Social Work or Social Care – National Entitlement or National Control?
Policy Paper
Credits — Marion MacLeod
Overview
While we support the Scottish Government’s proposal to create a National Social Work Agency, we believe the detail of their proposal is critically flawed and offer the changes that should be made so enable to the NSWA to make a meaningful improvement to the lives of those who will use it.
The idea for a National Social Work Agency was first proposed in Social Work Scotland’s submission to the Adult Care Review under Derek Feeley : “In attending to the unique role and requirements of social work over the long term, as well as improving consistency of practice, providing subsidiarity within the system, and offsetting the potential fragmentation of the profession, Scotland should establish a national social work agency, differentiated from a national care service.”
However, the proposals eventually adopted by the Scottish Government as of Stage 2 of the National Care Service will lead to a NSWA that falls short of these aspirations. Common Weal believes that social work must form a core role within the National Care Service and in order to do so, the proposals for the NSWA must be amended.
Key Points
The scope and remit of the National Social Work Agency outlined in both the Stage 1 and Stage 2 Policy Memoranda to the National Care Service (Scotland) Bill are not reflected in the proposed legislation. A single agency at national level has the potential to provide national professional leadership, but the current proposals fall short in this respect.

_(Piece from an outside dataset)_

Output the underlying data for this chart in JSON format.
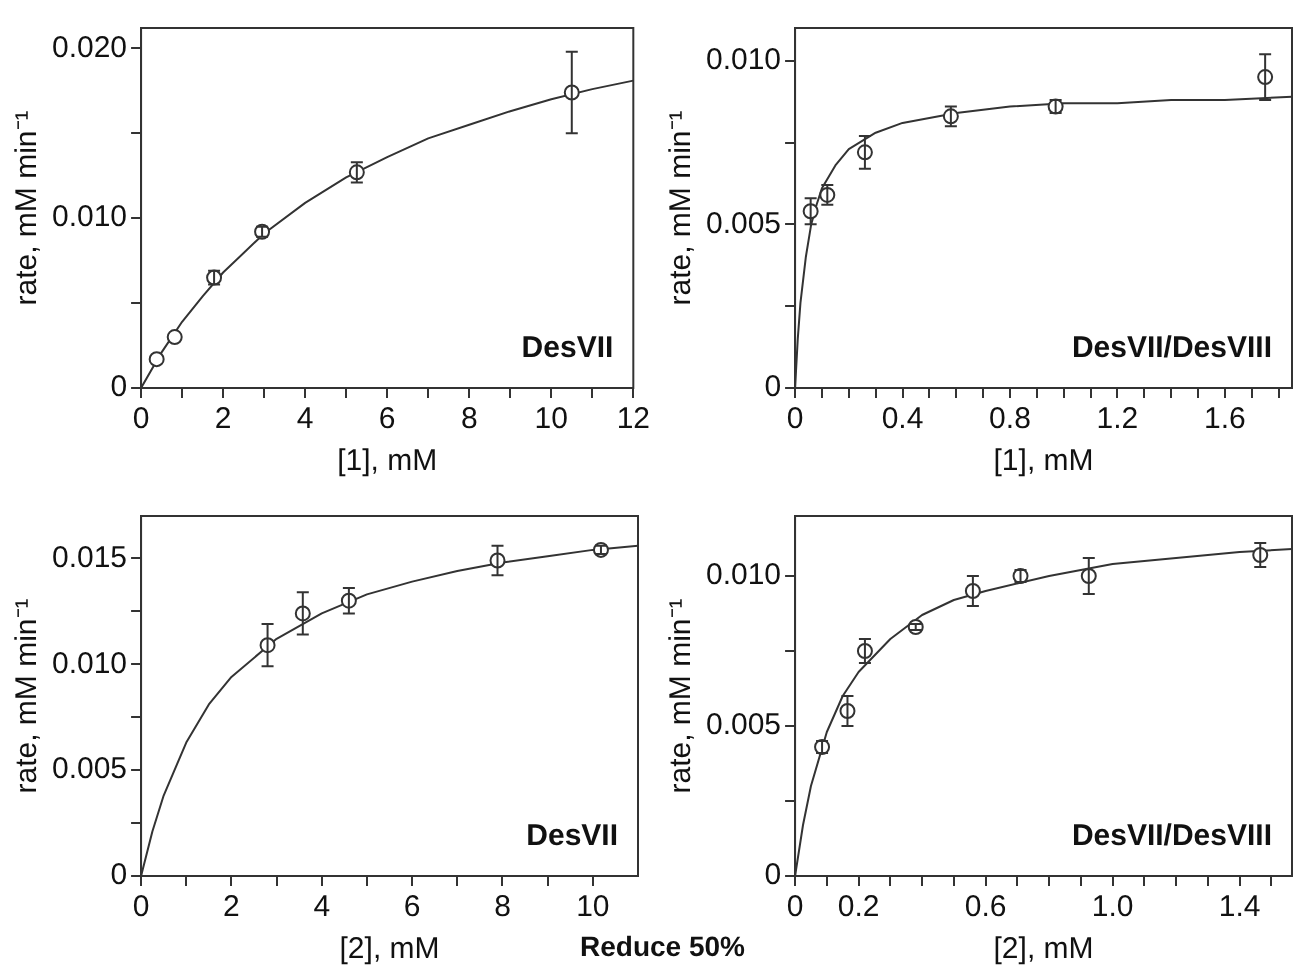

Though consultation responses to the Stage 1 Bill endorsed the concept of the NSWA being constituted as a partnership between CoSLA, Social Work Scotland and the Scottish Government, the Stage 2 Bill intends to establish it as an Executive Agency of the Scottish Government. It could act as a professional leader and champion of social work values if it were independent of government and were constituted as a non-departmental public body.
The proposed NSWA will have no statutory authority and its role and function will be decided by current and future Scottish Ministers. This may not address the challenges facing social work unless it is given legal authority, and is free to hold government to account.
Underinvestment in social work is the most critical issue facing the profession and has had drastic consequences for services and for those who depend on them. This does not save money in the long term. Deficiencies in supportive infrastructure must also be addressed. The NSWA must have the capacity to identify the resources and funding needed to deliver a high quality and effective service that meets current need and is able to reduce risk and prevent crises.
It is critical that professionally qualified social work leadership is reinstated.
Social work education, both pre- and post-qualification, faces serious crisis, and should be addressed through the NSWA.
The balance and volume of typical social worker caseloads is unreasonable and unmanageable and must be addressed as a matter of urgency.
The NSWA must have the power to assess the impact of government policies and challenge those that do not provide sufficient benefit for service users or place excessive burdens on the workforce. It must be able to commission research and to have findings translated into practice.
Immediate priorities include addressing the composition and sufficiency of the workforce, active promotion of established best practice, fundamental review of the care management approach and developing an operational delivery model founded on preventative, community-based approaches.